I haven’t read this in its entirety, I don’t always agree with the Wall Street Journal but it was one of the few publications that recently covered the issue of vaccine injury and the liability limits of the pharmaceutical industry. There are also limits established by government when an “epidemic” is formally announced, I’ll have to do some additional digging to find that information.
Wall Street Journal, Feb. 23, 2009
One of the little-noticed reasons that Wyeth was attractive enough to command a $68 billion price for rival Pfizer Inc.’s planned takeover sits in a building catty-corner from the White House across Pennsylvania Avenue.
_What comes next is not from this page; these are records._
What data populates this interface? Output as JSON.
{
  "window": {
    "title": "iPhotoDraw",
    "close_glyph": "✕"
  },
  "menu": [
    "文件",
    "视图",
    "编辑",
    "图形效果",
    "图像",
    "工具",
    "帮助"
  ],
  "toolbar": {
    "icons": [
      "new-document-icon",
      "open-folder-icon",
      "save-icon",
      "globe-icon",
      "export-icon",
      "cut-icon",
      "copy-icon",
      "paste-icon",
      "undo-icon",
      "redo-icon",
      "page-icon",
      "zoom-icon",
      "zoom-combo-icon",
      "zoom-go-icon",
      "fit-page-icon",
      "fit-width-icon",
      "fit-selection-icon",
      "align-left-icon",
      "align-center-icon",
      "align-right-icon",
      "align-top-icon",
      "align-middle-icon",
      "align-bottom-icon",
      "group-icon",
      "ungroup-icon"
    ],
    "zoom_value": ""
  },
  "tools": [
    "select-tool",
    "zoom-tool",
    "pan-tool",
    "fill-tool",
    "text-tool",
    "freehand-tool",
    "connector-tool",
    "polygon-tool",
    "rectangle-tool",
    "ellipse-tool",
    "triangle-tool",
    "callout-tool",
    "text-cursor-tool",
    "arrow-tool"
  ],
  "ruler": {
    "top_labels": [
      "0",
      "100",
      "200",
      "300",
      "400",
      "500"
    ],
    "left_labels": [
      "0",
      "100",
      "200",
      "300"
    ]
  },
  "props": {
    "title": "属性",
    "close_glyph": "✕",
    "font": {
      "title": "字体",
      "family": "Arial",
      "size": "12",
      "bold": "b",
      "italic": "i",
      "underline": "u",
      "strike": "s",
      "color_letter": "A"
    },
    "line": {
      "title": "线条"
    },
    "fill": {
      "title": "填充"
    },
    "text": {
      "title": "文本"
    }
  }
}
That is where a special “vaccines court” hears cases brought by parents who claim their children have been harmed by routine vaccinations.
The court — and the law that established it more than two decades ago — buffers Wyeth and other makers of childhood-disease vaccines from much of the litigation risk that dogs traditional pill manufacturers and is an important reason why the vaccine business has been transformed from a risky, low-profit venture in the 1970s to one of the pharmaceutical industry’s most attractive product lines today.
The legal shield, known as the National Childhood Vaccine Injury Compensation Program, was put into place in 1986 to encourage the development of vaccines, a mainstay of the nation’s public-health policy. A spate of lawsuits against vaccine makers in the 1970s and 1980s had caused dozens of companies to get out of the low-profit business, creating a public-health scare.